そのせいか、母親が「おやつ食べよ」と言いながら出してくるものは大抵喜んで食べていた。なおかつ、おやつとして出されるものは煎餅だの歌舞伎揚げだのと若干ばーちゃんが食べそうなのもばかりだった。友人の家で食べたロッテのチョコパイに腰を抜かすほどにはおやつに対する感覚が鈍かった。恥ずかしながら2個くらい食べさせてもらったと思う。
そんなぼくのおやつ事情はさておき、たまたま見つけたら買って食べるものはある。それが柿の種だ。
稀に、よくわからない小売店で業務用サイズかと思うほどの量が売られている。柿ピーではなく柿の種だけ入っているものだ。買っては一ヶ月ほどかけてポリポリと食べているのだが、当然しける。しけった柿の種はあまりすきではない。捨てはしないのだが。
タレがシミていてなおかつ「カリッ」とか「バリッ」と形容されるあの食感があるからこそ柿の種だと思う。

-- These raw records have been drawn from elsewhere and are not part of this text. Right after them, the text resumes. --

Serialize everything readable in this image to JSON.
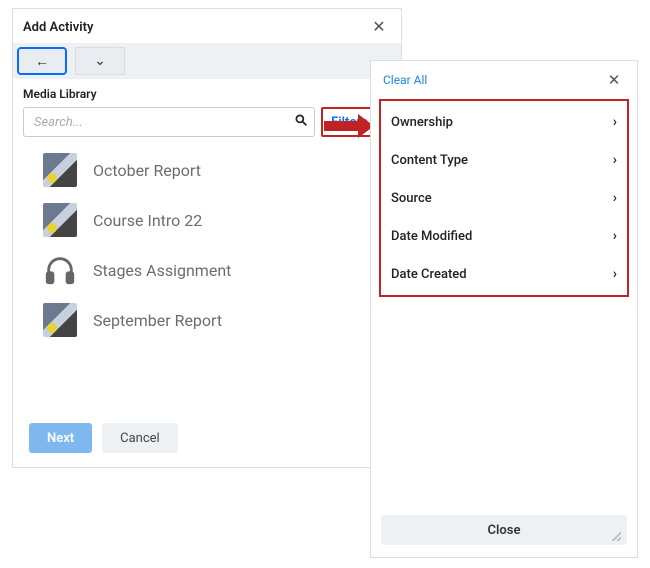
{
  "dialog": {
    "title": "Add Activity",
    "section_label": "Media Library",
    "search_placeholder": "Search...",
    "filters_label": "Filters",
    "next_label": "Next",
    "cancel_label": "Cancel"
  },
  "media_items": [
    {
      "title": "October Report",
      "kind": "image"
    },
    {
      "title": "Course Intro 22",
      "kind": "image"
    },
    {
      "title": "Stages Assignment",
      "kind": "audio"
    },
    {
      "title": "September Report",
      "kind": "image"
    }
  ],
  "filters_panel": {
    "clear_label": "Clear All",
    "close_label": "Close",
    "categories": [
      {
        "label": "Ownership"
      },
      {
        "label": "Content Type"
      },
      {
        "label": "Source"
      },
      {
        "label": "Date Modified"
      },
      {
        "label": "Date Created"
      }
    ]
  },
  "colors": {
    "callout_red": "#c02323",
    "accent_blue": "#0a6cff"
  }
}
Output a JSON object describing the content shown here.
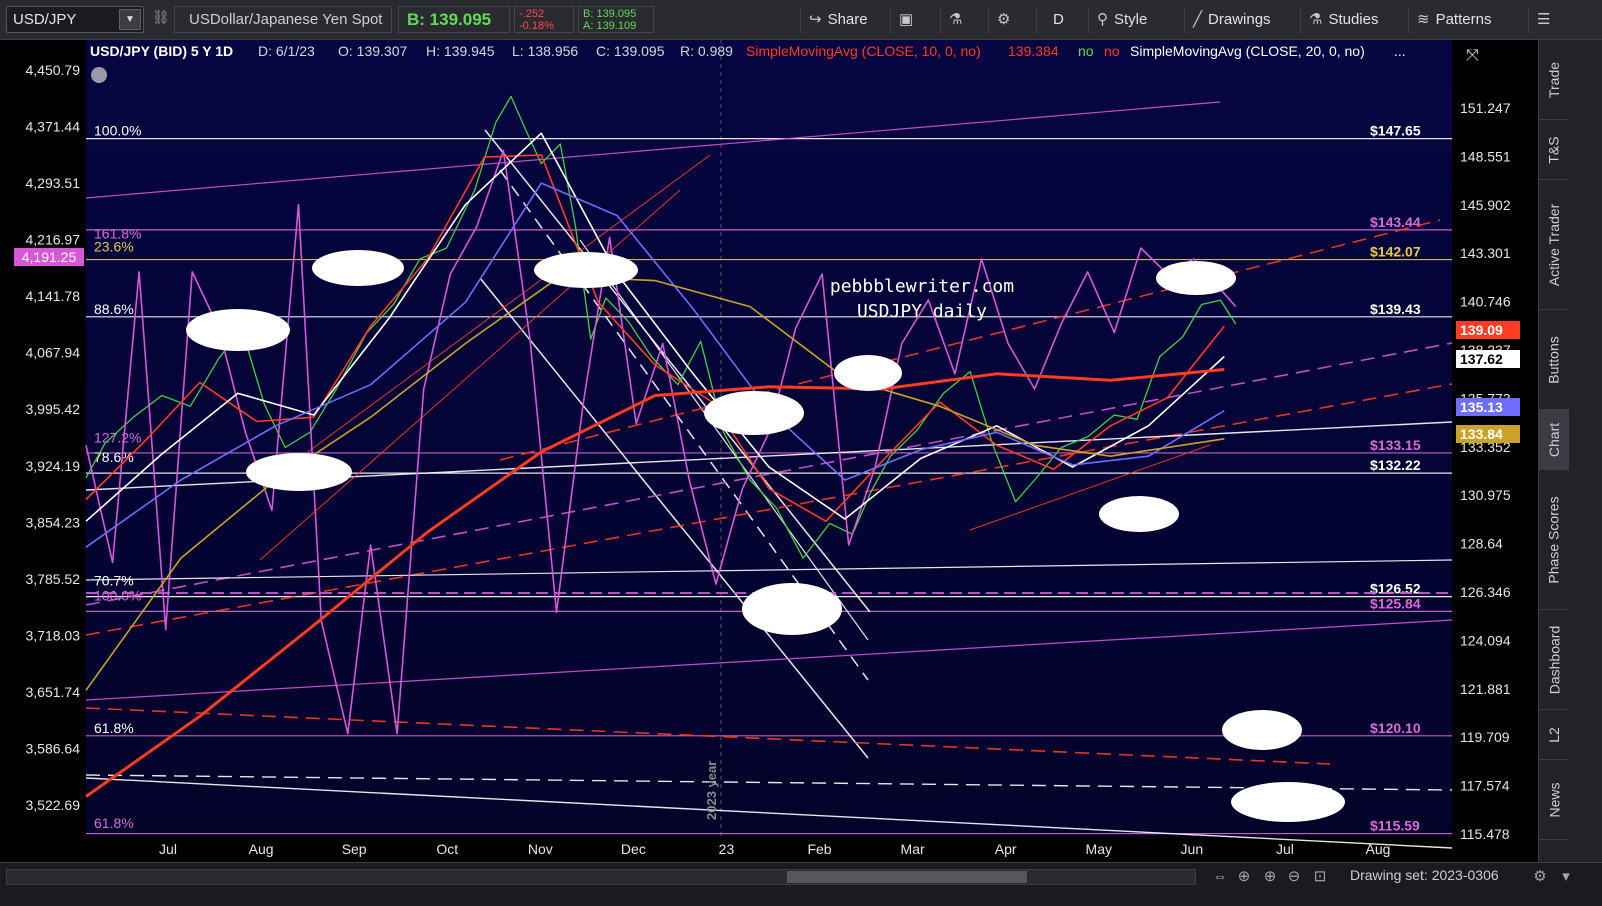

それもあり、昔見たチョココーティングされた柿の種は食べたことがない。あれはどうなんだろうか。
柿の種がすきな理由は柿の種そのものだけではない。家には亀田の柿の種がよく置いてあったが、その小袋の裏面に「けなげ組」という小ネタがあった。今ではなくなったそうだ。
小学生の頃のぼくはおやつとして出てきた柿の種を食べながらこれを読むのも一つの楽しみだった。あまり目立たない物が「俺も頑張ってるんやぞ」と愚痴を漏らすような内容だ。センスがあると思いつつ必ず読んでいた。そこそこの数食べたが100番の「あなた」を見たときに少しの感動と優しさを感じた。
そんなことを思い出しながら今夜は酒を飲む。